In the next section, the script performs Singular Value Decomposition (SVD) across a full image stack (TSeries-10052015-1158-2053.tif) containing 1000 frames of 256x256 pixels. The 3D data is reshaped into a 2D matrix and decomposed using SVD. The singular values are plotted to visualize how much variance each component explains, and the image is reconstructed using a specified number of principal components (e.g., 65) to denoise the data while preserving spatial and temporal structure. The original and reconstructed frames are shown side-by-side to assess the effectiveness of dimensionality reduction.
Finally, an extra credit section introduces a cell-counting framework by defining a probe region and dividing it into multiple bins. It overlays bin boundaries on the image to visualize how cells or intensities could be quantified relative to the probe tract. This lays the foundation for future steps like automatic cell segmentation, quantification, or statistical comparison across treatment groups.
Neural Signal Processing - Folder 8 This assignment involves analyzing time-series calcium imaging data to study neuronal and vascular activity using fluorescence signals. The data contains two channels: Channel 1 (red) captures blood vessel fluorescence, and Channel 2 (green) captures GCaMP expression, a proxy for intracellular calcium changes in neurons. The workflow begins by visualizing individual image frames to inspect differences over time and between channels. Specific frames (e.g., frame #30 and #680) are subtracted to observe localized activity changes, highlighting dynamic regions of interest. An average image of GCaMP fluorescence is computed to represent baseline neural activity. To correct for motion artifacts, a motion correction algorithm aligns frames to a reference, and motion parameters (X and Y displacement) are plotted. Before and after correction, average images are compared to assess the correction's effectiveness.
Next, time-series signals are extracted for each segmented cell region (using maskC) to analyze neural activity across time, and these traces are plotted for selected cells. In parallel, a neuropil mask is created by excluding both cell bodies and blood vessels, enabling the extraction of background calcium signals. These neuropil signals help distinguish true cellular activity from background fluctuations. Following that, k-means clustering is performed on the cell-wise activity data to uncover patterns of coordinated activity, and cluster identities are mapped back to spatial locations. Cluster-averaged signals are plotted to visualize distinct activity profiles, and their correlations are assessed.

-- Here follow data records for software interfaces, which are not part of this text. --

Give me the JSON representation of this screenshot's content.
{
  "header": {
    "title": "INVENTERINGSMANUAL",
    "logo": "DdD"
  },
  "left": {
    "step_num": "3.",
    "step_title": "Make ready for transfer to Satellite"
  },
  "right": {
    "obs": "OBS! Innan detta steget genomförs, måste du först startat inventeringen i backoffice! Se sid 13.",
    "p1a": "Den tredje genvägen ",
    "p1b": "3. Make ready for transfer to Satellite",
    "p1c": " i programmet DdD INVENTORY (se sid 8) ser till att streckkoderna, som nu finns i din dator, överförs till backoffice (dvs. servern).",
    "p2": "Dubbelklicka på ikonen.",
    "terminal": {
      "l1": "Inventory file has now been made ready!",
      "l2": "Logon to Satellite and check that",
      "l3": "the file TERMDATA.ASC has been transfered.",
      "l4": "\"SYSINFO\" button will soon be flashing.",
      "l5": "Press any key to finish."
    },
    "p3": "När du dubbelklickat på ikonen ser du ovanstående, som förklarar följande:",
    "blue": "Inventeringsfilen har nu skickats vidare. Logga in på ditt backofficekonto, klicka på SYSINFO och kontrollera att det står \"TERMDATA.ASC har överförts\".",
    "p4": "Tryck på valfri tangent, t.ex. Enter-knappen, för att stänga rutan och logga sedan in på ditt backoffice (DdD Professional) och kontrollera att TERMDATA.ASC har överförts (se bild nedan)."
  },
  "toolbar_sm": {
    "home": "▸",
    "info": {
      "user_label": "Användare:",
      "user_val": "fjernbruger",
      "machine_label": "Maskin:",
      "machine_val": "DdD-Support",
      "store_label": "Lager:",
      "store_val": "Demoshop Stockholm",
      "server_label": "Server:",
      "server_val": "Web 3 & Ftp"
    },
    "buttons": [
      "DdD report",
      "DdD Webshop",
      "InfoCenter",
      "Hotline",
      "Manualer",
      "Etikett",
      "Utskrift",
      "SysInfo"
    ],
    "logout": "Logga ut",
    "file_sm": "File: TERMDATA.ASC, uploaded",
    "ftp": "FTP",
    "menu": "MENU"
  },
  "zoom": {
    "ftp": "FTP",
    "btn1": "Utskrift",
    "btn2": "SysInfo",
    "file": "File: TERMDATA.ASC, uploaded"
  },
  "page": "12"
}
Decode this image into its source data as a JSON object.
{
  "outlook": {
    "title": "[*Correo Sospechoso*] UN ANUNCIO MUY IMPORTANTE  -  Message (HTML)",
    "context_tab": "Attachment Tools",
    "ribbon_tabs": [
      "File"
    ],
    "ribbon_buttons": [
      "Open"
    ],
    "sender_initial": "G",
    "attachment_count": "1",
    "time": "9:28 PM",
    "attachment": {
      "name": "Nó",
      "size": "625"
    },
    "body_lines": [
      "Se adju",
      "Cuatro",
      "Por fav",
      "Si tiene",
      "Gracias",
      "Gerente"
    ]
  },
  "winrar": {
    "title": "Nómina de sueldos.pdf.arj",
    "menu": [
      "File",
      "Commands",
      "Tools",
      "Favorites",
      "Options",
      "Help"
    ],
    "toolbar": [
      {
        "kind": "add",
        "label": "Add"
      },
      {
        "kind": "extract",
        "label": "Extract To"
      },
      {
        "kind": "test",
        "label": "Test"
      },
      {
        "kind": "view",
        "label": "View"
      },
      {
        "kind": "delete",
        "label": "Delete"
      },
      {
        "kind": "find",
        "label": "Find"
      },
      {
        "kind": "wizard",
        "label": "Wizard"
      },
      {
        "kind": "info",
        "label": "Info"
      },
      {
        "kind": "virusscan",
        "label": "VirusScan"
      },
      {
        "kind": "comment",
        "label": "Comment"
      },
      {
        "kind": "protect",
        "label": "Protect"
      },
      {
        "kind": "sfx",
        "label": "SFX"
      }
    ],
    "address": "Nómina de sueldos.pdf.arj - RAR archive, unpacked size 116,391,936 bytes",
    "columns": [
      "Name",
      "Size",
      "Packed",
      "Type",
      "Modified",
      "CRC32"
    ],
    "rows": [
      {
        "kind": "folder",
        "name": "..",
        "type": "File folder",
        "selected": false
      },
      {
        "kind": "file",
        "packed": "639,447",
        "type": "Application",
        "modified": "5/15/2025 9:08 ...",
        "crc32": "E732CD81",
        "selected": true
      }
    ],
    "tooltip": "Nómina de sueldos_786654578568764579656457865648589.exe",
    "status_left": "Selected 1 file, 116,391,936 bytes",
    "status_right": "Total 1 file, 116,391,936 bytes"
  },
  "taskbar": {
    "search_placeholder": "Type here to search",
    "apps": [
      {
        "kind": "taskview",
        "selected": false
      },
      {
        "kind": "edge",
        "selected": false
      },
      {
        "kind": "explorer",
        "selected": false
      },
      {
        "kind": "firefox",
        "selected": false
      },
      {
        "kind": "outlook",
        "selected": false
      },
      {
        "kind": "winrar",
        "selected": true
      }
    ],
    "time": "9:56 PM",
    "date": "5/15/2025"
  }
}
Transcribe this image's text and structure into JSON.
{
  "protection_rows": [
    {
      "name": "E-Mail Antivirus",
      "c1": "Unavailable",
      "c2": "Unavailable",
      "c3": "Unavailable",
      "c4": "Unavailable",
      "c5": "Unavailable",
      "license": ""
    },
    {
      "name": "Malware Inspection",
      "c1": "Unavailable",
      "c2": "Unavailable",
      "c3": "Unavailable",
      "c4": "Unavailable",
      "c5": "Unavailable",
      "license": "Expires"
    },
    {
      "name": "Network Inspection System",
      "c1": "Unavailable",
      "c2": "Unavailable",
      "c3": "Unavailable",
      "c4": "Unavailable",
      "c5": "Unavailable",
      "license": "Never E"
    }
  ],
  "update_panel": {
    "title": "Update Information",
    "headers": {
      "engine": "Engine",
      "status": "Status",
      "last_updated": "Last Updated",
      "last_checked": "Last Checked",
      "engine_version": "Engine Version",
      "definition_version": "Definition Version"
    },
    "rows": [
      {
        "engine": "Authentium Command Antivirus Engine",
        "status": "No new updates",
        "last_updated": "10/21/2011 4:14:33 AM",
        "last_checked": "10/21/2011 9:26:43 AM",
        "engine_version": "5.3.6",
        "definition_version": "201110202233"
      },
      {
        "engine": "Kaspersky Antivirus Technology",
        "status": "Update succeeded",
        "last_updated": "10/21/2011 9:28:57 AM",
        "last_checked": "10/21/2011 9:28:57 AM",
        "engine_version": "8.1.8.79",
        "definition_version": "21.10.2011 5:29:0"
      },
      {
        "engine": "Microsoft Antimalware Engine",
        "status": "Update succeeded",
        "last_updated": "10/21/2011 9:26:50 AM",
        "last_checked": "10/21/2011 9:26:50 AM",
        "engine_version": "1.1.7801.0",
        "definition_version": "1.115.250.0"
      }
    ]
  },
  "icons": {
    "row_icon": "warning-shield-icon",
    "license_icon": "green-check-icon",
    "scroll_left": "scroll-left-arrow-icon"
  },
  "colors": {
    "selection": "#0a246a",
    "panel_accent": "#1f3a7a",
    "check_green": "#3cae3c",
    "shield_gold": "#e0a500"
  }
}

The assignment continues with Principal Component Analysis (PCA), where the motion-corrected data is reshaped, mean-centered, and decomposed using singular value decomposition. This reduces dimensionality and highlights dominant spatiotemporal patterns. The mean intensity over time and the first 12 temporal components (U vectors) are plotted, followed by spatial coefficient maps (W vectors) for these components. Finally, the average blood vessel signal over time is plotted and correlated with neuronal time-series data to investigate neurovascular coupling, quantified using Pearson's correlation coefficient.